Traite des personnes à des fins sexuelles

  • Cambodge – Dans le cadre d’une campagne coordonnée par l’ONG Banteay Srei, des émissions sur la traite des personnes à des fins sexuelles et sur les autres formes de violence sexuelle ont été diffusées par radio sur l’ensemble du territoire. Ces émissions étaient composées d’interviews de représentants de l’État et d’épisodes dramatisés écrits par des associations de femmes assistées d’experts juridiques. Le projet comprenait également l’organisation de tests de connaissances : des contrôleurs rassemblaient des membres de la communauté pour leur faire écouter les émissions et testaient leurs connaissances en matière de violence à l’égard des femmes avant puis après les émissions. Voir : UNIFEM, A Life Free of Violence is Our Right! (Vivre sans violence est notre droit !), p. 17 (2007).

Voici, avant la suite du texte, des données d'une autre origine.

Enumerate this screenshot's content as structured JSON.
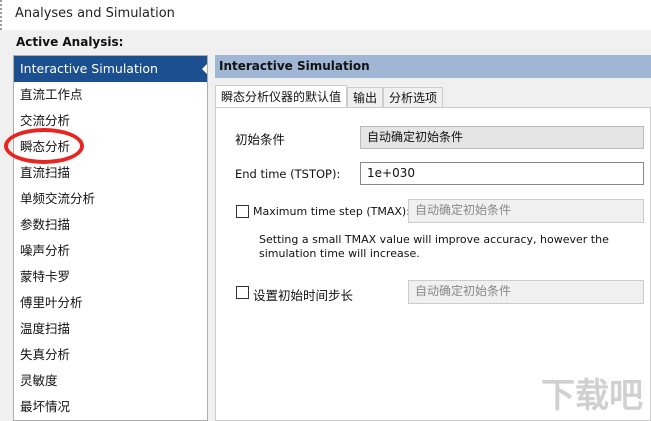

  • Israël – La Médaille officielle d’honneur pour la lutte contre la traite des personnes a été créée en Israël pour sensibiliser l’opinion et encourager les pratiques prometteuses en matière de lutte contre la traite des êtres humains. Les médailles sont décernées chaque année à un organe de l’État, à une personne morale et à une personne physique ayant contribué de manière significative à la lutte contre la traite des êtres humains. La cérémonie de remise des médailles a lieu le 2 décembre, date de la Journée internationale pour l’abolition de l’esclavage et, bien que ces distinctions ne soient accompagnées d’aucun prix en numéraire, elles manifestent la reconnaissance due à ceux qui, en Israël, ont fait un excellent travail dans la lutte contre la traite des personnes. Les prix ont été institués en 2007 par la Résolution gouvernementale n° 2671.